Revisão de Durban
- Opinión
A realização da Conferência de Revisão de Durban em Genebra, entre 20 e 24 de abril de 2009, é uma conquista a ser comemorada, fruto em grande medida da pressão e dos esforços da sociedade civil nos últimos oito anos. O primeiro parágrafo do Documento de Revisão desta Conferência, que reafirma integralmente a Declaração e o Plano de Ação de Durban (DDPA, na sigla em inglês), é particularmente importante, pois reconhece a vigência da DDPA num contexto global crescentemente tenso, no qual coexistem velhas e novas formas de racismo, discriminação racial, xenofobia e formas conexas de intolerância. Reafirmar a DDPA é, portanto, uma conquista de e para as vítimas do racismo e da discriminação no mundo inteiro.
O processo de Revisão de Durban caracterizou-se por uma trajetória difícil, com boicotes constantes de alguns Estados, sub financiamento e possibilidades quase nulas de participação da sociedade civil. Foi possível realizar apenas duas Conferências Regionais preparatórias, uma na África e outra na América Latina e Caribe. Esta última, que deveria ser uma Conferência das Américas, não o foi devido ao boicote dos Estados Unidos e do Canadá. Ainda pior foi o boicote de dez Estados Membros à Conferência de Revisão de Durban (Alemanha, Austrália, Canadá, República Tcheca, Estados Unidos, Holanda, Israel, Itália, Nova Zelândia e Polônia) – demonstração de sua falta de comprometimento e vontade política para com os princípios de superação do racismo presentes na DDPA, assim como uma recusa ao diálogo e ao debate multilateral que impulsionam as Nações Unidas.

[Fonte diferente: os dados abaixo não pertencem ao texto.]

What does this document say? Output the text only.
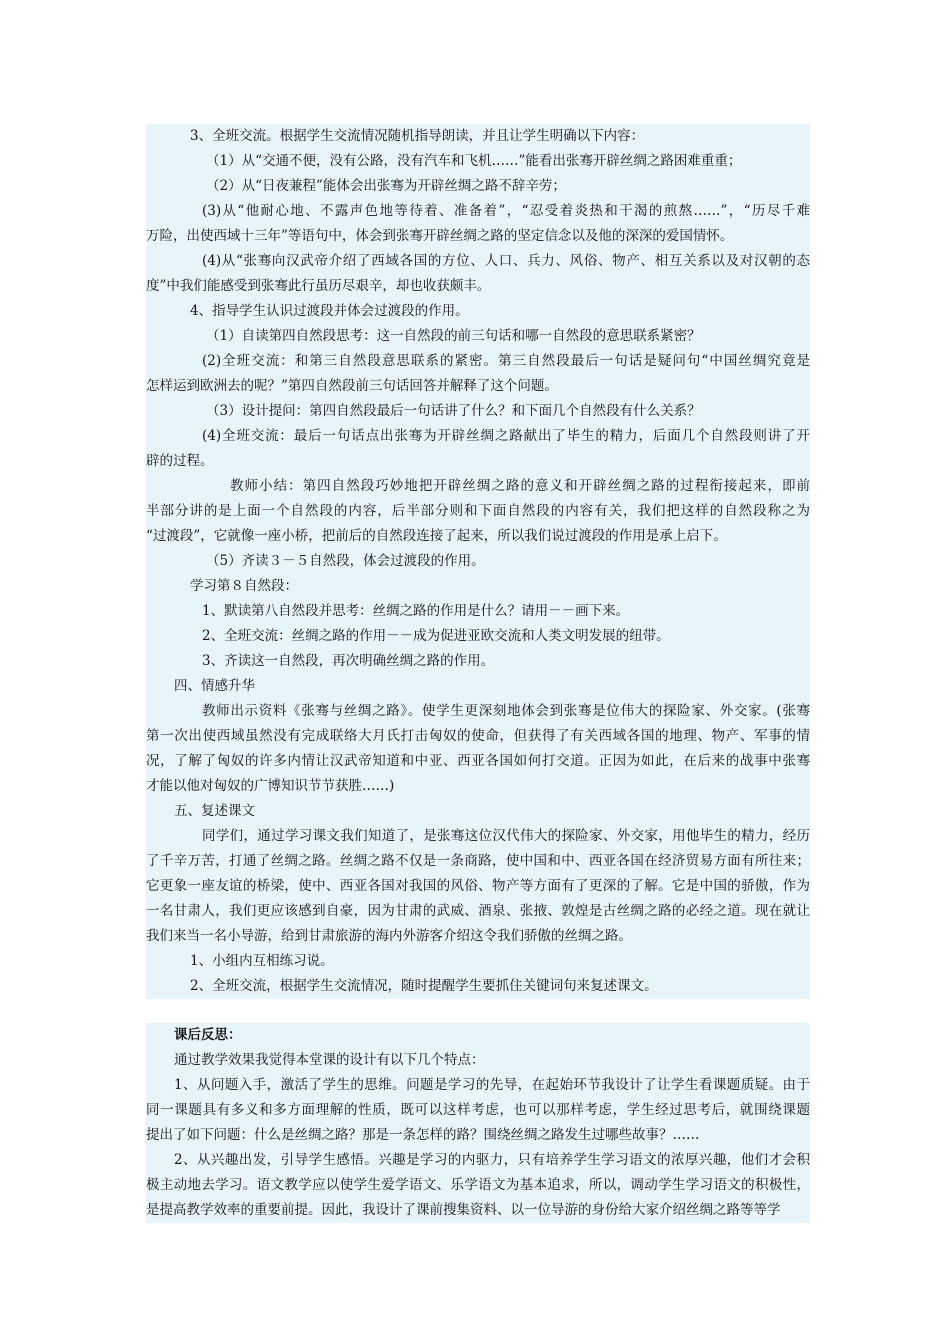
3、全班交流。根据学生交流情况随机指导朗读，并且让学生明确以下内容：
（1）从“交通不便，没有公路，没有汽车和飞机……”能看出张骞开辟丝绸之路困难重重；
（2）从“日夜兼程”能体会出张骞为开辟丝绸之路不辞辛劳；
(3)从“他耐心地、不露声色地等待着、准备着”，“忍受着炎热和干渴的煎熬……”，“历尽千难
万险，出使西域十三年”等语句中，体会到张骞开辟丝绸之路的坚定信念以及他的深深的爱国情怀。
(4)从“张骞向汉武帝介绍了西域各国的方位、人口、兵力、风俗、物产、相互关系以及对汉朝的态
度”中我们能感受到张骞此行虽历尽艰辛，却也收获颇丰。
4、指导学生认识过渡段并体会过渡段的作用。
（1）自读第四自然段思考：这一自然段的前三句话和哪一自然段的意思联系紧密？
(2)全班交流：和第三自然段意思联系的紧密。第三自然段最后一句话是疑问句“中国丝绸究竟是
怎样运到欧洲去的呢？”第四自然段前三句话回答并解释了这个问题。
（3）设计提问：第四自然段最后一句话讲了什么？和下面几个自然段有什么关系？
(4)全班交流：最后一句话点出张骞为开辟丝绸之路献出了毕生的精力，后面几个自然段则讲了开
辟的过程。
教师小结：第四自然段巧妙地把开辟丝绸之路的意义和开辟丝绸之路的过程衔接起来，即前
半部分讲的是上面一个自然段的内容，后半部分则和下面自然段的内容有关，我们把这样的自然段称之为
“过渡段”，它就像一座小桥，把前后的自然段连接了起来，所以我们说过渡段的作用是承上启下。
（5）齐读３－５自然段，体会过渡段的作用。
学习第８自然段：
1、默读第八自然段并思考：丝绸之路的作用是什么？请用－－画下来。
2、全班交流：丝绸之路的作用－－成为促进亚欧交流和人类文明发展的纽带。
3、齐读这一自然段，再次明确丝绸之路的作用。
四、情感升华
教师出示资料《张骞与丝绸之路》。使学生更深刻地体会到张骞是位伟大的探险家、外交家。(张骞
第一次出使西域虽然没有完成联络大月氏打击匈奴的使命，但获得了有关西域各国的地理、物产、军事的情
况，了解了匈奴的许多内情让汉武帝知道和中亚、西亚各国如何打交道。正因为如此，在后来的战事中张骞
才能以他对匈奴的广博知识节节获胜……)
五、复述课文
同学们，通过学习课文我们知道了，是张骞这位汉代伟大的探险家、外交家，用他毕生的精力，经历
了千辛万苦，打通了丝绸之路。丝绸之路不仅是一条商路，使中国和中、西亚各国在经济贸易方面有所往来；
它更象一座友谊的桥梁，使中、西亚各国对我国的风俗、物产等方面有了更深的了解。它是中国的骄傲，作为
一名甘肃人，我们更应该感到自豪，因为甘肃的武威、酒泉、张掖、敦煌是古丝绸之路的必经之道。现在就让
我们来当一名小导游，给到甘肃旅游的海内外游客介绍这令我们骄傲的丝绸之路。
1、小组内互相练习说。
2、全班交流，根据学生交流情况，随时提醒学生要抓住关键词句来复述课文。
课后反思：
通过教学效果我觉得本堂课的设计有以下几个特点：
1、从问题入手，激活了学生的思维。问题是学习的先导，在起始环节我设计了让学生看课题质疑。由于
同一课题具有多义和多方面理解的性质，既可以这样考虑，也可以那样考虑，学生经过思考后，就围绕课题
提出了如下问题：什么是丝绸之路？那是一条怎样的路？围绕丝绸之路发生过哪些故事？……
2、从兴趣出发，引导学生感悟。兴趣是学习的内驱力，只有培养学生学习语文的浓厚兴趣，他们才会积
极主动地去学习。语文教学应以使学生爱学语文、乐学语文为基本追求，所以，调动学生学习语文的积极性，
是提高教学效率的重要前提。因此，我设计了课前搜集资料、以一位导游的身份给大家介绍丝绸之路等等学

O processo de Revisão de Durban não garantiu espaços adequados para a intervenção qualificada e efetiva da sociedade civil, seja nos debates anteriores à Conferência, seja durante o encontro, ou na definição de seu documento final. Na Conferência de Revisão, as organizações da sociedade civil puderam fazer pronunciamentos individuais de três minutos cada no Plenário e participar de Eventos Paralelos, mas não dos momentos estratégicos de debate multilateral e plural. Como registra a Declaração de Representantes da Sociedade Civil da América Latina e do Caribe na Conferência de avaliação de Durban, essa limitação do espaço de participação da sociedade civil “constitui um precedente perigoso quanto aos mecanismos de participação democrática nos processos da ONU, sobretudo ao não administrar os debates de modo a promover as vozes ativas daqueles que sofrem diariamente com a discriminação e o ódio”.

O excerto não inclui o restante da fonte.